Éditeur : Le chat qui fume
Durée : 1h42
Genre : Fantastique
Date de sortie DVD/BR : 18 juin 2018

 

 

Moyen Âge. Accusés de servir le Diable, les habitants d’un village sont massacrés par des chevaliers. Afin d’enrayer la propagation du mal, une église est érigée sur le charnier. De nos jours, lors des travaux de restauration qu’elle dirige, Lisa découvre un parchemin dissimulé dans la paroi des sous-sols de l’église. Elle s’empresse d’en faire part à Ewald, le nouveau bibliothécaire. Imprégné des théories de l’alchimiste Fulcanelli, Ewald, bien résolu à percer le secret du parchemin, va, bien malgré lui, réveiller des forces obscures et malveillantes… qui bientôt vont se déchaîner en se propageant à tous ceux présents dans l’édifice…

 

 

Le film

[4,5/5]

En France, la carrière de Michele Soavi a véritablement explosé en 1995 avec la découverte de Dellamorte Dellamore, que de nombreux cinéphiles considèrent comme un véritable chef d’œuvre, et à coup sûr l’un des plus beaux films des années 90, tous genres et tous pays confondus. On aurait d’ailleurs aimé prochainement revenir sur cette œuvre grandiose, mais Le chat qui fume a annoncé il y a quelques semaines devoir annuler la sortie de son édition Blu-ray consacrée aux aventures macabres de Francesco Dellamorte, suite à un problème avec les ayant-droits du film. Avant le coup de maître que constituait Dellamorte Dellamore, il y avait eu Bloody bird bien sûr, sorti dans les salles françaises en 1987, giallo tardif se déroulant dans un théâtre, et qui avait plutôt séduit son public à l’époque. Entre ces deux films, Michele Soavi en a cela dit réalisé deux autres, qui n’ont pas connu les honneurs d’une sortie dans les salles françaises : Sanctuaire et La secte. Pour autant, ces deux longs-métrages ne sont pas tout à fait inconnus du public français non plus : tous deux sont effet sortis en VHS dans les années 90.

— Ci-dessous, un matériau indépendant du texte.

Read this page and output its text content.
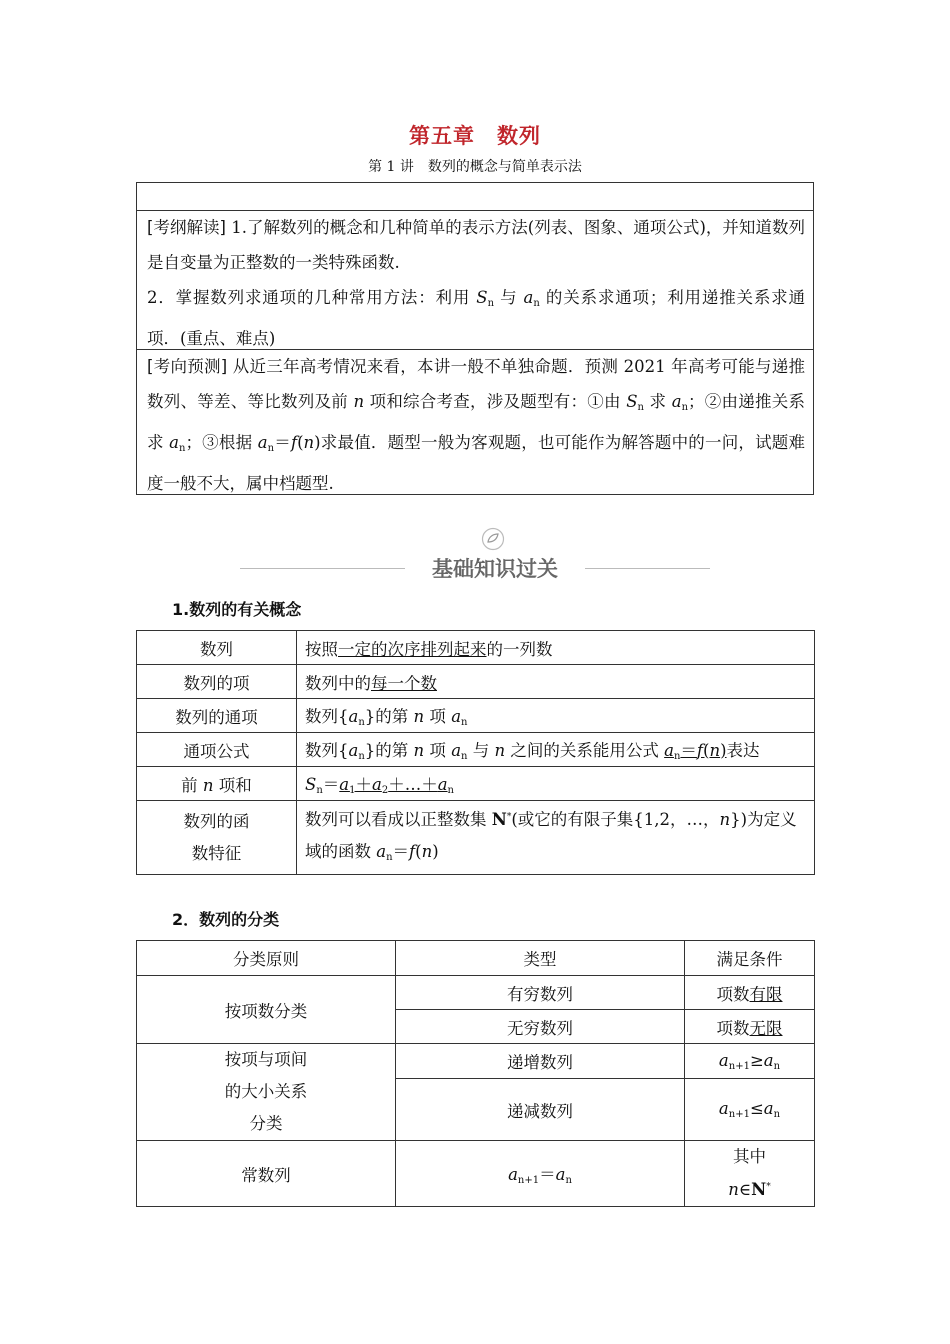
第五章　数列
第 1 讲　数列的概念与简单表示法
[考纲解读] 1.了解数列的概念和几种简单的表示方法(列表、图象、通项公式)，并知道数列是自变量为正整数的一类特殊函数.
2．掌握数列求通项的几种常用方法：利用 $S_n$ 与 $a_n$ 的关系求通项；利用递推关系求通项．(重点、难点)
[考向预测] 从近三年高考情况来看，本讲一般不单独命题．预测 2021 年高考可能与递推数列、等差、等比数列及前 n 项和综合考查，涉及题型有：①由 $S_n$ 求 $a_n$；②由递推关系求 $a_n$；③根据 $a_n=f(n)$求最值．题型一般为客观题，也可能作为解答题中的一问，试题难度一般不大，属中档题型.
基础知识过关
1.数列的有关概念
数列	按照一定的次序排列起来的一列数
数列的项	数列中的每一个数
数列的通项	数列$\{a_n\}$的第 n 项 $a_n$
通项公式	数列$\{a_n\}$的第 n 项 $a_n$ 与 n 之间的关系能用公式 $a_n=f(n)$表达
前 n 项和	$S_n=a_1+a_2+\dots+a_n$
数列的函
数特征	数列可以看成以正整数集 N*(或它的有限子集{1,2，…，n})为定义域的函数 $a_n=f(n)$
2．数列的分类
分类原则	类型	满足条件
按项数分类	有穷数列	项数有限
	无穷数列	项数无限
按项与项间
的大小关系
分类	递增数列	$a_{n+1}\ge a_n$
	递减数列	$a_{n+1}\le a_n$
常数列	$a_{n+1}=a_n$	其中
n∈N*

Sanctuaire, puisque c’est celui qui nous intéresse aujourd’hui, faisait à l’époque partie de la fameuse collection « Cauchemar » éditée par UGC Vidéo, au cœur de laquelle on pouvait également trouver Bad taste et Braindead, les deux films de Peter Jackson. De nombreux amoureux de cinéma fantastique l’ont donc découvert à cette époque, dans des conditions que l’on qualifierait sans doute aujourd’hui d’épouvantables, mais qui, faute de points de comparaison possibles, nous paraissaient finalement assez convenables… Sauf que. Car si l’on a choisi aujourd’hui, trente ans plus tard, de revenir sur des informations aussi anecdotiques en début de texte, c’est bien parce que grâce à cette nouvelle édition Combo Blu-ray + DVD du film, disponible depuis quelques semaines sous les couleurs du Chat qui fume, on a complètement et absolument redécouvert Sanctuaire. Ni plus ni moins comme s’il s’agissait d’un tout autre film. Cette différence de perception est-elle liée au support de diffusion ou tout simplement au temps qui passe, nous ne saurions l’affirmer. Dans quelle mesure aurions-nous apprécié le film de Soavi si nous l’avions découvert dans les mêmes conditions d’excellence il y a trente balais, nous ne saurions pas le déterminer avec plus de certitude. Le fait est qu’aujourd’hui, on se retrouve bel et bien devant un putain de grand film fantastique, sublimement mis en scène, bourré de trouvailles visuelles à tomber et formidablement rythmé – alors même que dans notre souvenir, on était plutôt en présence d’une série B foutraque et hystérique ne nécessitant pas forcément un second visionnage.

 

 

Ce qui pourra encore plus choquer le spectateur à la redécouverte de Sanctuaire, c’est bel et bien de se dire que malgré son côté visuellement brillant, le film de Michele Soavi soit resté inédit dans les salles françaises. Comment une œuvre aussi aboutie et spectaculaire a-t-elle pu rester cantonnée à une simple diffusion sur support VHS ? Même si cela peut paraitre incroyable avec le recul, plusieurs explications peuvent s’offrir à nous quant à ce mystère : peut-être les distributeurs français n’ont-ils vu en Sanctuaire qu’une démarcation baroque et priapique de Prince des ténèbres (1987), le film de John Carpenter se déroulant également quasi-intégralement dans une église encerclée par un mal obscur et séculaire ? Peut-être le film de Soavi était-il juste tout simplement un peu trop en avance sur son temps : le film imposait en effet une mise en scène très dynamique, héritière des leçons généreusement prodiguées par Sam Raimi sur Evil dead II (1987), sans toutefois opter pour le ton « cartoonesque » des aventures d’Ash Williams. De fait, le film rompait clairement avec les codes formels généralement d’usage dans le genre, et aurait peut-être pu se révéler propre à déstabiliser le spectateur de la fin des années 80. De la même façon, Sanctuaire anticipait un peu trop la vague de films fantastiques teintés de religion, de possessions en tous genres et de mysticisme qui n’arriveraient en masse sur les écrans qu’à partir de l’année suivante – on pense à des films tels que L’exorciste, la suite (1990), La nurse (1990) ou encore La malédiction 4 (1991), téléfilm qui, paradoxalement, a quant à lui eu droit à une sortie dans les salles françaises ! Il y a fort à parier que si le film avait débarqué au marché du film un an plus tard, de nombreux distributeurs se seraient d’avantage intéressés au cas Soavi…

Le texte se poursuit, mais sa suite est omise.